Assim, a festa da Páscoa de Jesus Cristo é a mais importante de todo o ano litúrgico. É uma festa luminosa. O Senhor ressuscitado dos mortos ilumina a humanidade inteira. O relato dos discípulos de Emaús, uma das páginas mais belas de toda a Sagrada Escritura, é a narração da Páscoa dos discípulos: o Senhor ressuscitado faz os discípulos passarem da cegueira à luz, da tristeza à alegria e do isolamento à comunhão.
O caminho que separa Jerusalém de Emaús é metáfora de um caminho muito mais longo, o caminho através das Escrituras, em que a lição de exegese dada por Jesus aos dois discípulos oferece condições de eles reconhecerem o Senhor no partir o pão.
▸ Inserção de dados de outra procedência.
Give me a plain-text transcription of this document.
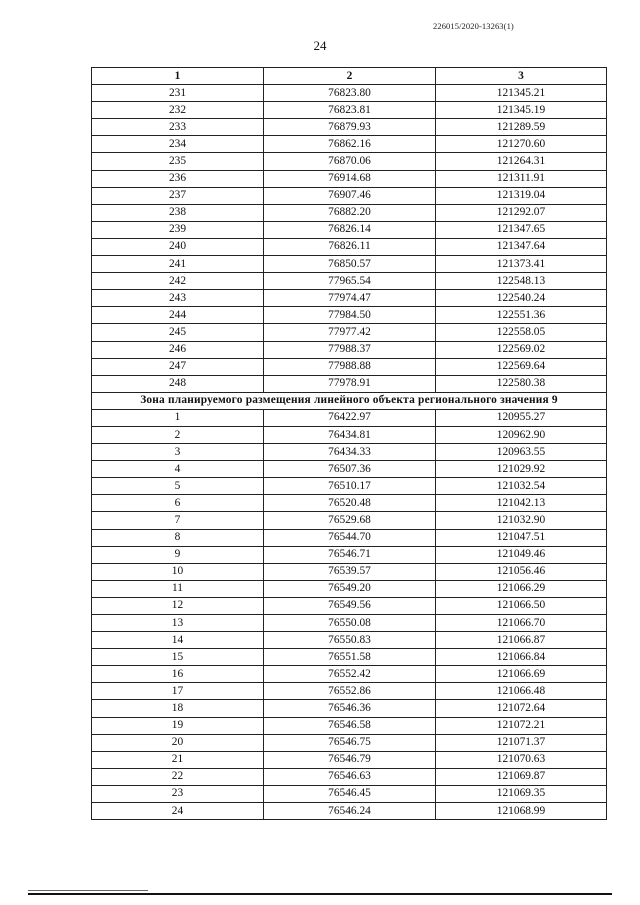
226015/2020-13263(1)
24
1	2	3
231	76823.80	121345.21
232	76823.81	121345.19
233	76879.93	121289.59
234	76862.16	121270.60
235	76870.06	121264.31
236	76914.68	121311.91
237	76907.46	121319.04
238	76882.20	121292.07
239	76826.14	121347.65
240	76826.11	121347.64
241	76850.57	121373.41
242	77965.54	122548.13
243	77974.47	122540.24
244	77984.50	122551.36
245	77977.42	122558.05
246	77988.37	122569.02
247	77988.88	122569.64
248	77978.91	122580.38
Зона планируемого размещения линейного объекта регионального значения 9		
1	76422.97	120955.27
2	76434.81	120962.90
3	76434.33	120963.55
4	76507.36	121029.92
5	76510.17	121032.54
6	76520.48	121042.13
7	76529.68	121032.90
8	76544.70	121047.51
9	76546.71	121049.46
10	76539.57	121056.46
11	76549.20	121066.29
12	76549.56	121066.50
13	76550.08	121066.70
14	76550.83	121066.87
15	76551.58	121066.84
16	76552.42	121066.69
17	76552.86	121066.48
18	76546.36	121072.64
19	76546.58	121072.21
20	76546.75	121071.37
21	76546.79	121070.63
22	76546.63	121069.87
23	76546.45	121069.35
24	76546.24	121068.99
A morte de Jesus representou uma forte frustração para aqueles que punham nele as esperanças messiânicas e fez com que, por um instante, a comunidade dos discípulos entrasse em crise. O nosso texto visa transmitir o fato que permitiu a passagem do abatimento à alegria, do ver ao reconhecer.
O espaço teológico-espiritual entre o ver e o reconhecer permitiu a Jesus a lição de exegese. No tempo do reconhecimento os discípulos confessarão que foi ela que os transformou. A explicação e compreensão da Escritura, à luz da ressurreição do Senhor, abriram-lhes os olhos para o reconhecimento.
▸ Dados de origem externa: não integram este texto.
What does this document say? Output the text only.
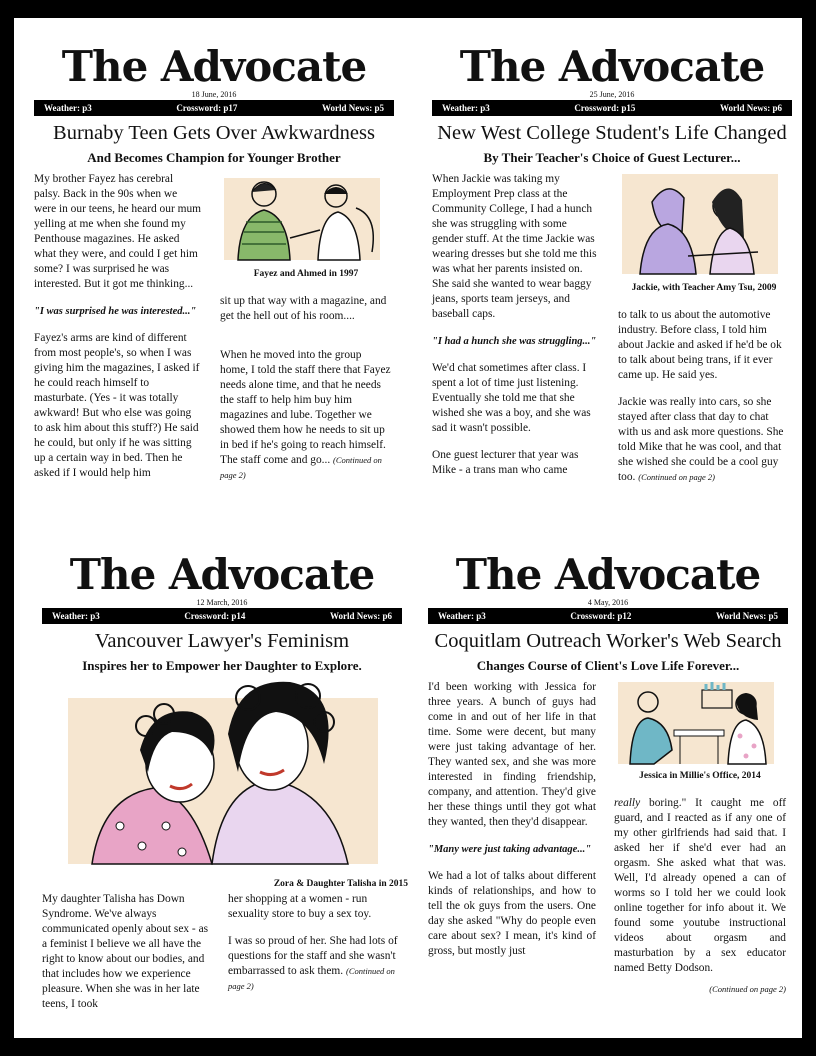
The Advocate
18 June, 2016
Weather: p3	Crossword: p17	World News: p5
Burnaby Teen Gets Over Awkwardness
And Becomes Champion for Younger Brother

My brother Fayez has cerebral palsy. Back in the 90s when we were in our teens, he heard our mum yelling at me when she found my Penthouse magazines. He asked what they were, and could I get him some? I was surprised he was interested. But it got me thinking...

"I was surprised he was interested..."

Fayez's arms are kind of different from most people's, so when I was giving him the magazines, I asked if he could reach himself to masturbate. (Yes - it was totally awkward! But who else was going to ask him about this stuff?) He said he could, but only if he was sitting up a certain way in bed. Then he asked if I would help him

Fayez and Ahmed in 1997

sit up that way with a magazine, and get the hell out of his room....

When he moved into the group home, I told the staff there that Fayez needs alone time, and that he needs the staff to help him buy him magazines and lube. Together we showed them how he needs to sit up in bed if he's going to reach himself. The staff come and go... (Continued on page 2)

The Advocate
25 June, 2016
Weather: p3	Crossword: p15	World News: p6
New West College Student's Life Changed
By Their Teacher's Choice of Guest Lecturer...

When Jackie was taking my Employment Prep class at the Community College, I had a hunch she was struggling with some gender stuff. At the time Jackie was wearing dresses but she told me this was what her parents insisted on. She said she wanted to wear baggy jeans, sports team jerseys, and baseball caps.

"I had a hunch she was struggling..."

We'd chat sometimes after class. I spent a lot of time just listening. Eventually she told me that she wished she was a boy, and she was sad it wasn't possible.

One guest lecturer that year was Mike - a trans man who came

Jackie, with Teacher Amy Tsu, 2009

to talk to us about the automotive industry. Before class, I told him about Jackie and asked if he'd be ok to talk about being trans, if it ever came up. He said yes.

Jackie was really into cars, so she stayed after class that day to chat with us and ask more questions. She told Mike that he was cool, and that she wished she could be a cool guy too. (Continued on page 2)

The Advocate
12 March, 2016
Weather: p3	Crossword: p14	World News: p6
Vancouver Lawyer's Feminism
Inspires her to Empower her Daughter to Explore.
Zora & Daughter Talisha in 2015

My daughter Talisha has Down Syndrome. We've always communicated openly about sex - as a feminist I believe we all have the right to know about our bodies, and that includes how we experience pleasure. When she was in her late teens, I took

her shopping at a women - run sexuality store to buy a sex toy.

I was so proud of her. She had lots of questions for the staff and she wasn't embarrassed to ask them. (Continued on page 2)

The Advocate
4 May, 2016
Weather: p3	Crossword: p12	World News: p5
Coquitlam Outreach Worker's Web Search
Changes Course of Client's Love Life Forever...

I'd been working with Jessica for three years. A bunch of guys had come in and out of her life in that time. Some were decent, but many were just taking advantage of her. They wanted sex, and she was more interested in finding friendship, company, and attention. They'd give her these things until they got what they wanted, then they'd disappear.

"Many were just taking advantage..."

We had a lot of talks about different kinds of relationships, and how to tell the ok guys from the users. One day she asked "Why do people even care about sex? I mean, it's kind of gross, but mostly just

Jessica in Millie's Office, 2014

really boring." It caught me off guard, and I reacted as if any one of my other girlfriends had said that. I asked her if she'd ever had an orgasm. She asked what that was. Well, I'd already opened a can of worms so I told her we could look online together for info about it. We found some youtube instructional videos about orgasm and masturbation by a sex educator named Betty Dodson.

(Continued on page 2)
A primeira ressurreição para os discípulos é, então, a da memória. Eles compreenderam, então, que o Senhor que se apresenta vivo no meio deles, de alguma forma, estava presente em toda a Escritura, a qual, por sua vez, encontra nele sua plenitude e sentido. Quando do reconhecimento, o Senhor desapareceu da vista deles. É que a visão física não é mais necessária para “ver” o Senhor. Mesmo invisível aos olhos, o Senhor está e permanecerá presente. A invisibilidade não significa, no que diz respeito à fé, ausência. Fato, aliás, que eles nem sequer mencionam, como se a visibilidade não tivesse a menor importância.
O que retém a atenção, e é objeto da mensagem deles aos demais discípulos, é o acontecido no caminho para Emaús, no tempo que precedeu o reconhecimento, tempo de escuta, em que o Mestre ressuscitado continua a instruir os seus discípulos. Se a morte dispersou os discípulos, a experiência do Ressuscitado os congrega. Jesus Cristo ressuscitado é fonte de luz.
A ressurreição do Senhor dá sentido à sua paixão; sem a ressurreição a paixão seria um fracasso total. Racionalmente, a ressurreição é inexplicável, mas a fé nos permite experimentar, em nossa própria vida, os seus efeitos que iluminam o mistério de Jesus e da nossa existência.

Oração
Ó Deus, que alegrastes o mundo com a ressurreição de vosso Filho, Jesus Cristo, Senhor nosso, concedei-nos, vo-lo suplicamos, que por sua Mãe a Virgem Maria alcancemos as alegrias da vida eterna.